#8. Si Mulut Sianida

873 98 8
                                    

'Sianida pernah menjadi pencarian teratas karena kasus kopi Mirna. Btw, kapan kita ngopi bareng? Eh?'
.
.
.

Sang penerang jagat sedang tidak mau diajak kompromi. Menyinari separuh bumi dengan panas yang menyengat menusuk pori-pori. Beberapa karyawan menerka sore atau malam nanti akan turun hujan. Adapula yang berseloroh jika neraka sedang bocor.

Cuaca hari ini memang tidak bisa diprediksi. Alam masih ingin mengajak para manusia bercanda. Gerimis, panas, mendung lalu panas lagi.

Dan panasnya udara luar sepertinya menular hingga ke dalam ruang rapat lantai empat. Ruang rapat yang diisi oleh satu managing editor dan empat editor senior.

Ketegangan soal pemilihan desain cover masih terus berlanjut hingga setengah jam terakhir ini. Dari kedua belah pihak tak ada yang mau mengalah. Tetap keukeuh dengan argumen masing-masing.

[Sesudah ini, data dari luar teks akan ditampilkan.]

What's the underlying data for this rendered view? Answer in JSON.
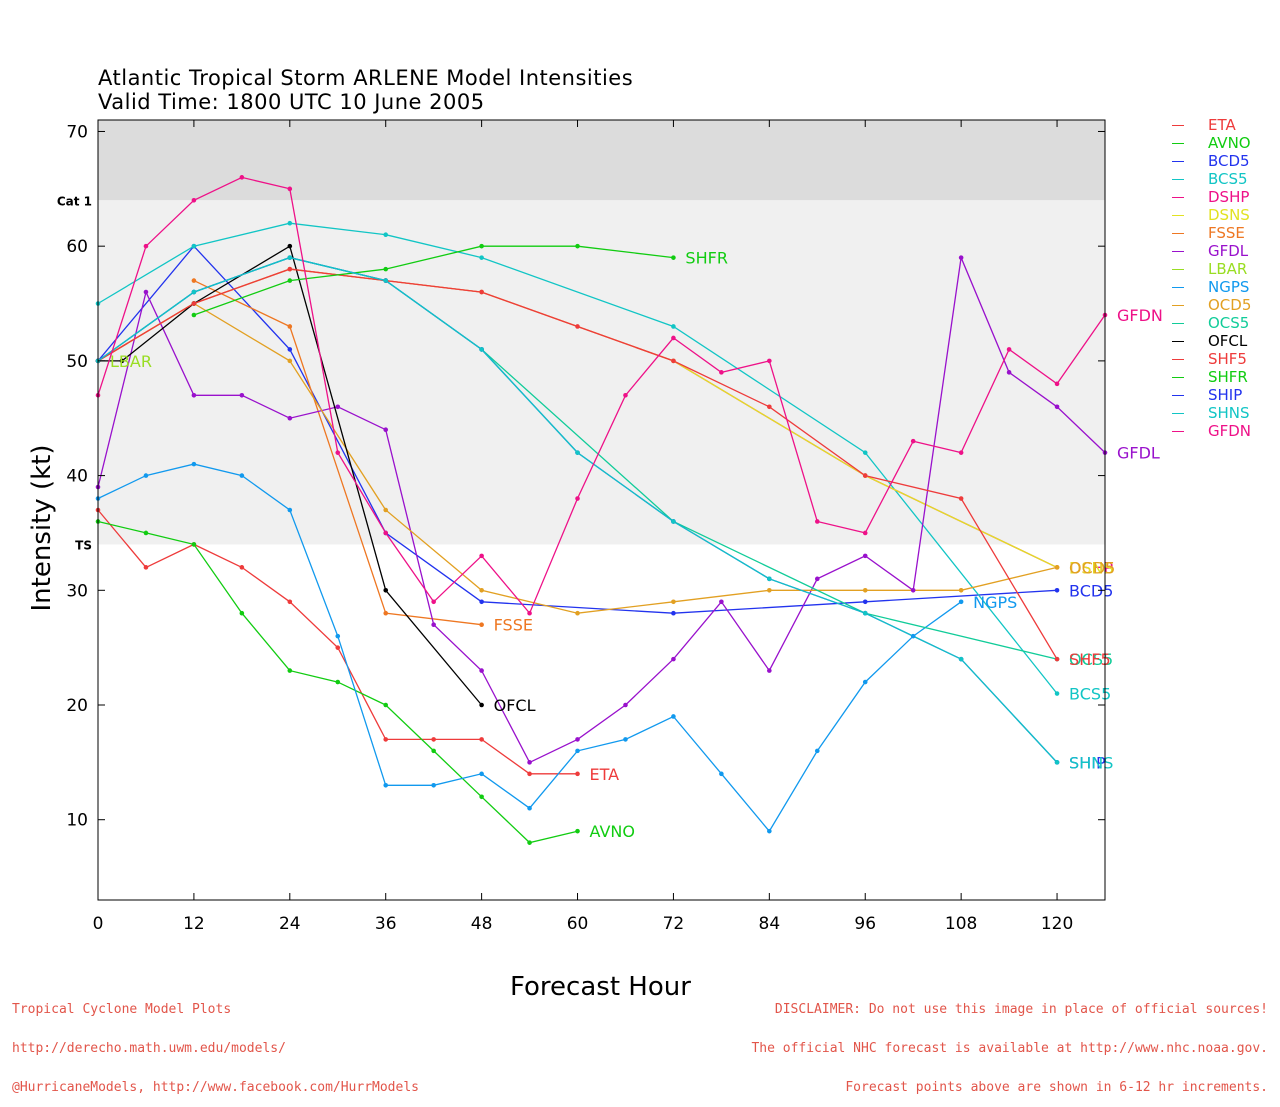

"Kalian ini tim yang kompak ya!" Komentar Dimas setelah beberapa argumen saling terlontar."Kompak sekali tidak mau diajak maju. Pemikiran kalian itu cokro! Kalian tau Cokro itu apa? Kampungan! Ketinggalam jaman! Ya itu, ide-ide kalian!" Lanjut Dimas masih mempertahankan sikap tanpa emosinya, sedangkan keempat rekannya sudah berada diambang amarah.

"Bapak bilang kami kampungan karena ide kami?" Tanya Ale menekankan suara pada setiap katanya.

Lihat saja, bahkan seorang yang terkenal super ramah sedang dalam mode menahan amarahnya. Lalu apa kabar dengan Kasih si miss meledak?

Terlihat Dimas menganggukkan kepalanya dengan bibir yang sedikit ia mainkan,"Selalu menggunakan konsep Desain Cover dengan isi bacaan harus sama adalah ide yang kampungan!" Jawabnya santai, yang membuat amarah para Editor Senior memuncak.

Bagaimana amarah mereka tidak memuncak ,konsep yang selama ini dianut oleh mereka dianggap ketinggalan jaman. Konsep yang sudah menghantarkan puluhan bahkan ratusan buku ke daftar best seller. Dimas Maheswara, pemuda tampan pemilik ucapan penuh sianida ini sedang menguji kesabaran para editor rupanya.

"Bapak Dimas yang terhormat, ide yang bapak anggap kampungan ini sudah menghantarkan puluhan buku ke daftar best seller, jadi saya rasa tidak ada yang salah dengan konsep kami." Arya mencoba menjelaskan prestasi mereka dengan kedua tangan yang ia simpan di balik meja. Kedua tangan yang sudah mengepal karena konsep mereka sama sekali tidak dihargai.

"Yang salah itu pemikiran bapak. Belum lagi dengan sample yang bapak berikan, ini benar-benar salah menurut saya. Bagaimana bisa kita memasang cover full color dalam novel berisikan kisah nyata seorang indigo." Suara Kasih kembali memenuhi isi ruangan rapat di lantai empat ini.

"Bapak ini novel bergenre horor bukan bacaan untuk anak-anak TK?" Agatha kembali mengeluarkan pendapatnya.

Sebenarnya mereka berempat antara ingin murka dan tertawa. Murka karena, ya tentu saja karena mulut penuh sianida Dimas yang dengan enteng mengatakan konsep mereka kampungan dan ketinggalan jaman.

Dan ingin tertawa karena, seluruh contoh yang diberikan oleh Dimas untuk buku bertema horor ini adalah cover full color. Mau dijelaskan bagaimanapun, kapanpun dan oleh siapapun pasti akan ditanggapi tidak cocok. Tidak pas dan tidak mathcing.

Dimas menegakkan badannya, menatap Kasih, Ale, Agatha dan Arya secara bergantian sebelum akhirnya menampakkan senyum sinisnya.

"Itulah mengapa saya beranggapan jika konsep kalian itu kuno!"

Suasana rapat semakin memanas. Terdengar berulang kata kuno, cokro, ketinggalan jaman dan kampungan terus diulang berkali-kali.

"Jadi menurut bapak, konsep yang pas dalam cover novel bergenre horor ini full color?" Agatha bertanya dengan tangan yang mengacungkan pena berwana pingnya pada layar monitor, yang menunjukkan contoh-contoh cover berwarna yang sangat mencolok mata.